Según el CIS, casi la mitad de los españoles están poco o nada satisfechos con el funcionamiento de nuestra democracia. Queda claro que se refieren a los malos hábitos, sin cuestionar la legitimidad del sistema. Escribe Sartori: «La ingratitud típica del hombre de nuestro tiempo y su desilusión política son reacciones ante metas prometidas que posiblemente no puedan alcanzarse». Dicho de otro modo: no existe (ni ha existido, ni existirá nunca) ese ciudadano dispuesto a convencer y ser convencido, a gobernar y a ser gobernado cuando corresponda, a desconocer su propio beneficio en favor de una polis ideal, y mucho menos de una «cosmópolis» imaginaria. No sirve invocar a pensadores sutiles como H. Arendt, confusos como J. Habermas o pioneros como el Maquiavelo de los «Discorsi». Aquí y ahora: en este caldo de cultivo surgen fórmulas imaginativas, que tocan alguna fibra sensible y mezclan lucidez con banalidad. Hablando claro: extender la fórmula «Ciutadans» -muy respetable en origen- al resto de España beneficia con toda claridad al Partido Socialista, precisamente ahora que los sondeos demuestran que lo necesita más que nunca. El lector sabrá disculpar la autocita: «Dentro de poco, algún centenar de firmantes nos propondrá un manifiesto bajo el epígrafe Ciudadanos de España; dirán que nos roban la patria y la libertad, que son la voz que clama en el desierto...». (Tercera del 10 de julio pasado). He aquí el mejor regalo de Reyes para Zapatero, desbordado y atónito después del 30-D.

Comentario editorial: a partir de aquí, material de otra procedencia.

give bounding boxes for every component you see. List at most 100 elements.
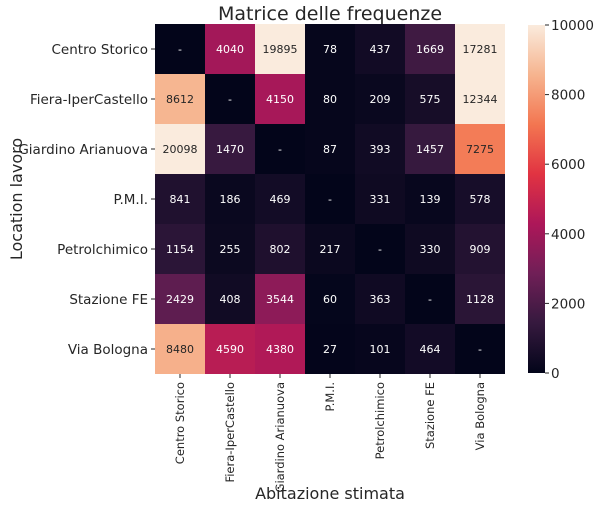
heatmap-cell [355,24,405,74]
heatmap-cell [305,274,355,324]
heatmap-cell [405,274,455,324]
heatmap-cell [305,324,355,374]
heatmap-cell [355,124,405,174]
x-tick-label: Fiera-IperCastello [223,382,237,483]
cell-value-label: 12344 [463,93,498,106]
cell-value-label: 331 [370,193,391,206]
colorbar-tick-label: 8000 [551,88,585,104]
heatmap-cells: - 4040 19895 78 437 1669 17281 8612 - 4150 80 209 57… [155,24,505,374]
heatmap-cell [205,124,255,174]
heatmap-cell [355,224,405,274]
cell-value-label: 1669 [416,43,444,56]
y-tick-label: Petrolchimico [57,242,148,258]
cell-value-label: 255 [220,243,241,256]
heatmap-cell [355,174,405,224]
heatmap-cell [155,174,205,224]
heatmap-cell [155,24,205,74]
x-tick-label: Giardino Arianuova [273,382,287,492]
y-tick-label: Stazione FE [69,292,148,308]
heatmap-cell [305,74,355,124]
heatmap-cell [205,174,255,224]
x-tick-label: Centro Storico [173,382,187,464]
heatmap-cell [455,174,505,224]
heatmap-cell [405,174,455,224]
cell-value-label: - [228,93,232,106]
cell-value-label: 1154 [166,243,194,256]
cell-value-label: 20098 [163,143,198,156]
y-tick-label: Fiera-IperCastello [30,92,148,108]
cell-value-label: 217 [320,243,341,256]
heatmap-cell [205,224,255,274]
x-axis-label: Abitazione stimata [255,484,405,503]
y-tick-label: Centro Storico [52,42,149,58]
cell-value-label: 19895 [263,43,298,56]
cell-value-label: - [178,43,182,56]
y-tick-labels: Centro Storico Fiera-IperCastello Giardino… [18,42,155,358]
colorbar [528,25,545,373]
cell-value-label: 1128 [466,293,494,306]
heatmap-cell [255,324,305,374]
heatmap-cell [255,274,305,324]
y-tick-label: P.M.I. [113,192,148,208]
cell-value-label: 802 [270,243,291,256]
chart-title: Matrice delle frequenze [218,3,442,25]
cell-value-label: 80 [323,93,337,106]
cell-value-label: - [278,143,282,156]
heatmap-cell [155,224,205,274]
colorbar-tick-label: 4000 [551,227,585,243]
heatmap-cell [355,274,405,324]
cell-value-label: 437 [370,43,391,56]
cell-value-label: 101 [370,343,391,356]
cell-value-label: 4590 [216,343,244,356]
cell-value-label: 578 [470,193,491,206]
heatmap-cell [205,274,255,324]
heatmap-cell [155,124,205,174]
cell-value-label: 209 [370,93,391,106]
cell-value-label: 8612 [166,93,194,106]
heatmap-cell [155,324,205,374]
colorbar-tick-label: 2000 [551,296,585,312]
cell-value-label: 464 [420,343,441,356]
heatmap-cell [455,74,505,124]
cell-value-label: 60 [323,293,337,306]
heatmap-cell [405,324,455,374]
heatmap-cell [305,174,355,224]
y-tick-label: Giardino Arianuova [18,142,148,158]
y-tick-label: Via Bologna [68,342,148,358]
x-tick-label: Stazione FE [423,382,437,449]
heatmap-cell [455,24,505,74]
x-tick-labels: Centro Storico Fiera-IperCastello Giardino… [173,374,487,492]
colorbar-tick-label: 0 [551,366,560,382]
cell-value-label: 363 [370,293,391,306]
heatmap-cell [355,74,405,124]
cell-value-label: - [328,193,332,206]
cell-value-label: 330 [420,243,441,256]
heatmap-cell [255,224,305,274]
cell-value-label: 4150 [266,93,294,106]
cell-value-label: 17281 [463,43,498,56]
heatmap-cell [205,324,255,374]
heatmap-cell [405,24,455,74]
heatmap-cell [455,324,505,374]
colorbar-ticks: 0 2000 4000 6000 8000 10000 [545,18,594,382]
heatmap-cell [155,274,205,324]
x-tick-label: Via Bologna [473,382,487,450]
x-tick-label: Petrolchimico [373,382,387,459]
heatmap-cell [305,124,355,174]
cell-value-label: 3544 [266,293,294,306]
y-axis-label: Location lavoro [7,138,26,260]
heatmap-cell [405,124,455,174]
colorbar-tick-label: 6000 [551,157,585,173]
heatmap-cell [355,324,405,374]
cell-value-label: 1470 [216,143,244,156]
colorbar-tick-label: 10000 [551,18,594,34]
cell-value-label: - [378,243,382,256]
heatmap-cell [255,124,305,174]
cell-value-label: 4380 [266,343,294,356]
cell-value-label: 1457 [416,143,444,156]
cell-value-label: 27 [323,343,337,356]
cell-value-label: 139 [420,193,441,206]
heatmap-cell [255,74,305,124]
cell-value-label: 909 [470,243,491,256]
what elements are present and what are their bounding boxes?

La candidata socialista francesa habla de «democracia de opinión» pero, en puridad, es una «democracia de ocurrencias». Ya se sabe que la condición posmoderna prefiere el ingenio atrevido a la solidez de la obra bien acabada. La vida está hecha de renuncias. Participar de verdad en los asuntos públicos a través de foros ciudadanos o de movimientos cívicos exige mantener la distancia frente al poder actual o potencial. Es la única garantía de ser auténtico. El objetivo es provocar a los partidos y despertar a sus líderes del sueño tecnocrático. Pero el que quiere poder se deja sin remedio la inocencia en el camino.

Vieja y eterna política, espejo de la vida, saber prudencial, impuro pero necesario. Otra vez Sartori para terminar: entre todas las formas de gobierno, la democracia es la que más depende de la inteligencia.

Benigno Pendás, profesor de historia de las Ideas Políticas.